Tout observateur du jeu politique actuel ouvre des yeux ronds.
En bien des circonstances déjà et en beaucoup de lieux, il a pu s’étonner de constater, chez certains citoyens, une crédulité faramineuse. Tel candidat donne sa parole sur la position qu’il prendra s’il est élu, qu’il s’agisse d’alliance ou de mesures précises. Il est cru. Une fois face au pouvoir, il manque à sa parole sur un ou plusieurs points. Les confiants se muent en naïfs : ils admirent les justifications de bouts de chandelles qu’on leur fournit. Et souvent, les élections suivantes ne révèlent pas de sanction de la part de l’électeur. Apparemment, le crédit accordé au programme de ce candidat déloyal reste entier, quand il jure croix de bois, croix de fer, qu’il agira de telle ou telle manière. C’est plus que de la crédulité.
Ailleurs, un politique empêtré dans des affaires de financement illégal de campagne nie l’évidence : il ne connaît pas cet individu à côté duquel on le voit dans tous les meetings. Qu’à cela ne tienne, ses supporters hurlent au complot et y voient une raison de le soutenir davantage.
Ces cas et d’autres nombreux déstabilisent la démocratie. Pour pouvoir vivre et survivre, elle a besoin du citoyen. C’est lui qui constitue l’élément clef puisqu’il décide à qui donner sa voix pour le représenter politiquement. La diversité des citoyens fonde et enrichit la démocratie. Mais le système postule des citoyens de bonne foi, capable d’appeler un chat un chat et de préférer la vérité au mensonge. Comment le pourraient-ils sans discernement critique ?
Dans les derniers mois, on a vu fleurir de nouveau l’exploitation pleine et entière de cette « jobarderie traditionnelle ». Un candidat a franchi toutes les lignes rouges : insultes, discriminations en tous genres, invectives haineuses, promesses à l’évidence – mais pour qui ? – irréalisables, etc. A-t-il assorti ses serments d’un « cochon qui s’en dédit » ? Toujours est-il qu’à peine élu, il n’hésite pas à mettre au panier tout ce qui n’était pour lui qu’artifice électoral. Mais artifice seulement possible parce qu’il existe assez de citoyens pour croire l’incroyable et faire confiance aux tartufes.
Parallèlement à cette efflorescence du mensonge politique qu’on pourrait qualifier avec regret d’« habituel », on a vu que les réseaux sociaux offraient à la contrevérité des possibilités multipliées à l’infini par rapport à celles des médias traditionnels.
Lors de la campagne électorale américaine, il vous aurait été possible de lire ainsi – et de croire ? – que le Pape François s’était déclaré favorable au milliardaire Trump, que Denzel Washington avait viré sa cuti, cessant son soutien aux démocrates pour se joindre aux trompettes républicaines, que le couple Clinton avait acheté une villa valant deux cents millions de dollars et qu’Hillary Clinton était impliquée dans un contrat d’armement de cent trente-sept millions de dollars.
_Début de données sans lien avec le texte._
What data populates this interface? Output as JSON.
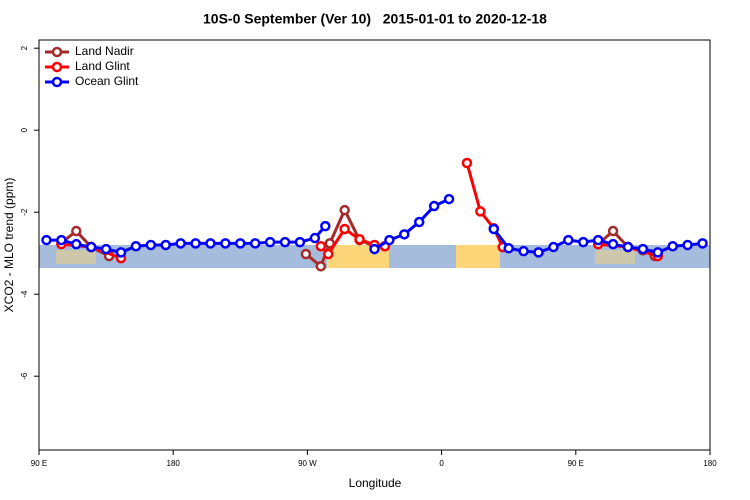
{
  "chart_data": {
    "type": "line",
    "title": "10S-0 September (Ver 10)   2015-01-01 to 2020-12-18",
    "xlabel": "Longitude",
    "ylabel": "XCO2 - MLO trend (ppm)",
    "xlim": [
      90,
      540
    ],
    "ylim": [
      -7.8,
      2.2
    ],
    "xticks": [
      {
        "value": 90,
        "label": "90 E"
      },
      180,
      {
        "value": 270,
        "label": "90 W"
      },
      {
        "value": 360,
        "label": "0"
      },
      {
        "value": 450,
        "label": "90 E"
      },
      {
        "value": 540,
        "label": "180"
      }
    ],
    "yticks": [
      2,
      0,
      -2,
      -4,
      -6
    ],
    "legend": "top-left",
    "series": [
      {
        "name": "Land Nadir",
        "color": "#a52a2a",
        "x": [
          105,
          115,
          125,
          137,
          null,
          269,
          279,
          285,
          295,
          305,
          315,
          322,
          null,
          401,
          null,
          465,
          475,
          485,
          495,
          503
        ],
        "values": [
          -2.75,
          -2.46,
          -2.85,
          -3.07,
          null,
          -3.02,
          -3.32,
          -2.76,
          -1.95,
          -2.68,
          -2.83,
          -2.83,
          null,
          -2.85,
          null,
          -2.78,
          -2.46,
          -2.85,
          -2.93,
          -3.07
        ]
      },
      {
        "name": "Land Glint",
        "color": "#ff0000",
        "x": [
          105,
          125,
          145,
          null,
          279,
          284,
          295,
          305,
          315,
          322,
          null,
          377,
          386,
          395,
          401,
          null,
          465,
          485,
          505
        ],
        "values": [
          -2.78,
          -2.85,
          -3.12,
          null,
          -2.83,
          -3.02,
          -2.41,
          -2.66,
          -2.8,
          -2.83,
          null,
          -0.8,
          -1.98,
          -2.39,
          -2.85,
          null,
          -2.78,
          -2.85,
          -3.07
        ]
      },
      {
        "name": "Ocean Glint",
        "color": "#0000ff",
        "x": [
          95,
          105,
          115,
          125,
          135,
          145,
          155,
          165,
          175,
          185,
          195,
          205,
          215,
          225,
          235,
          245,
          255,
          265,
          275,
          282,
          null,
          315,
          325,
          335,
          345,
          355,
          365,
          null,
          395,
          405,
          415,
          425,
          435,
          445,
          455,
          465,
          475,
          485,
          495,
          505,
          515,
          525,
          535
        ],
        "values": [
          -2.68,
          -2.68,
          -2.78,
          -2.85,
          -2.9,
          -2.98,
          -2.83,
          -2.8,
          -2.8,
          -2.76,
          -2.76,
          -2.76,
          -2.76,
          -2.76,
          -2.76,
          -2.73,
          -2.73,
          -2.73,
          -2.63,
          -2.34,
          null,
          -2.9,
          -2.68,
          -2.54,
          -2.24,
          -1.85,
          -1.68,
          null,
          -2.41,
          -2.88,
          -2.95,
          -2.98,
          -2.85,
          -2.68,
          -2.73,
          -2.68,
          -2.78,
          -2.85,
          -2.9,
          -2.98,
          -2.83,
          -2.8,
          -2.76
        ]
      }
    ]
  }
}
Toutes ces « informations », qui ne reposent sur aucun fondement, ont été relayées par des centaines de milliers de citoyens américains. Le débat est ouvert – et le restera – pour savoir si cette profusion de tromperies a pu être décisive dans l’orientation des votes.
Toujours par la voix des réseaux sociaux, en France, un des candidats à la primaire de la droite a été accusé d’avoir financé la construction d’une mosquée qui n’existe pas et son prénom Alain transformé en Ali pour signifier qu’il aurait des accointances avec les salafistes et des tendances antisémites. Là encore, quelle influence possible sur ceux qui prennent tout cela au premier degré ?
Où est passé l’esprit critique des consommateurs de promesses électorales et d’informations ciblées ? C’est un peu comme si l’avalanche de données avait fini par désespérer celui qui les reçoit d’en faire le tri. Les réseaux sociaux ont accentué le phénomène en ajoutant aux mensonges une supposée caution des amis qui les colportent sans discernement.
Inutile de chercher plus loin la priorité absolue qui s’impose à un cours de citoyenneté. Mais ce sont l’école et l’éducation dans son ensemble qui sont appelées à renforcer ce qui existe et à inventer ce qui n’existe pas encore pour former les citoyens indispensables à la démocratie, capables de discernement et habitués à exercer leur esprit critique.
Publié sur le site du Vif/l’Express, le lundi 28 novembre 2016, à 12 h 16.